Der Chefverhandler des Parlaments, der britische Konservative James Nicholson, warnte ebenfalls: „Leute, die Zeit steht nicht still.“ Die Entwicklungen würden an Europa vorbeiziehen, wenn die Hürden für Innovationen zu groß seien. Huitema strich zudem die möglichen Vorteile hervor: eine nachhaltigere Produktion mit weniger CO2- und Bodenverbrauch, artgerechtere Tierhaltung, weniger Verschwendung von Lebensmitteln durch längere Haltbarkeit sowie ein geringerer Pestizideinsatz.

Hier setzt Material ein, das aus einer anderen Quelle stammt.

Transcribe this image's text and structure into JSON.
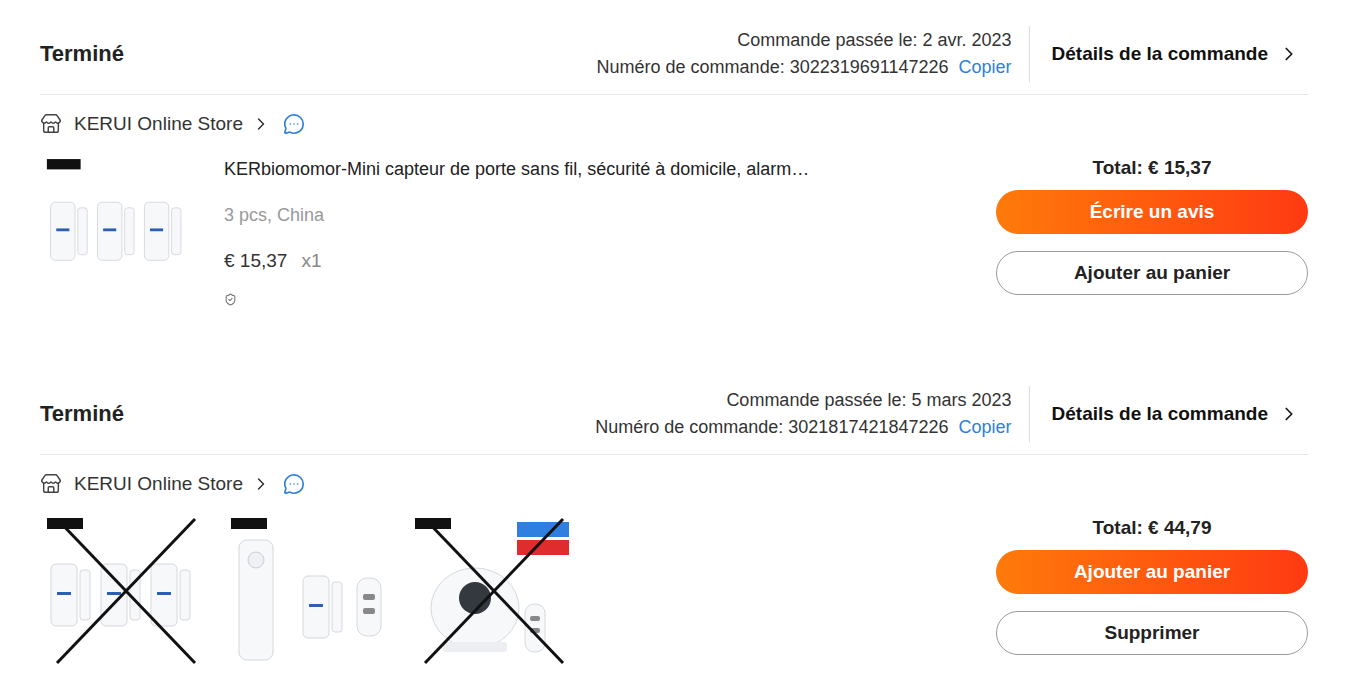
{
  "orders": [
    {
      "status": "Terminé",
      "date_label": "Commande passée le: 2 avr. 2023",
      "number_label": "Numéro de commande: 3022319691147226",
      "copy": "Copier",
      "details": "Détails de la commande",
      "store": "KERUI Online Store",
      "kind": "single",
      "images": [
        {
          "kind": "sensors",
          "crossed": false
        }
      ],
      "product": {
        "title": "KERbiomomor-Mini capteur de porte sans fil, sécurité à domicile, alarm…",
        "variant": "3 pcs, China",
        "price": "€ 15,37",
        "quantity": "x1"
      },
      "total": "Total: € 15,37",
      "buttons": [
        {
          "label": "Écrire un avis",
          "kind": "primary"
        },
        {
          "label": "Ajouter au panier",
          "kind": "outline"
        }
      ]
    },
    {
      "status": "Terminé",
      "date_label": "Commande passée le: 5 mars 2023",
      "number_label": "Numéro de commande: 3021817421847226",
      "copy": "Copier",
      "details": "Détails de la commande",
      "store": "KERUI Online Store",
      "kind": "multi",
      "images": [
        {
          "kind": "sensors",
          "crossed": true
        },
        {
          "kind": "alarm",
          "crossed": false
        },
        {
          "kind": "siren",
          "crossed": true
        }
      ],
      "total": "Total: € 44,79",
      "buttons": [
        {
          "label": "Ajouter au panier",
          "kind": "primary"
        },
        {
          "label": "Supprimer",
          "kind": "outline"
        }
      ]
    }
  ]
}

„Kein Druck von Industrie“

Druck vonseiten der Industrie auf die Verhandler habe es nicht gegeben, betonte die Verhandlerin der Fraktion der Europäischen Volkspartei, Pilar Ayuso. Sie habe auch NGOs getroffen, die Industrie habe vor allem eine Vereinfachung der Regeln gewollt. Etwas anders klang das aus dem Mund des tschechischen Sozialdemokraten Pavel Poc: Es habe natürlich viel mehr Forderungen von den Produzenten gegeben als von der Zivilgesellschaft - diese wisse aufgrund mangelnder Informationen gar nicht, was sie fordern soll.

Poc hofft eigenen Aussagen zufolge aber, dass es vor der Abstimmung im Plenum, die im Oktober stattfinden soll, noch Änderungen geben wird. Welche das sein könnten, wollte er auf Nachfrage nicht präzisieren. Das Parlament habe aus Sicht der Konsumenten viel mehr gefordert - in den Verhandlungen mit den Mitgliedsländern sei aber nicht mehr zu erreichen gewesen, so der Sozialdemokrat.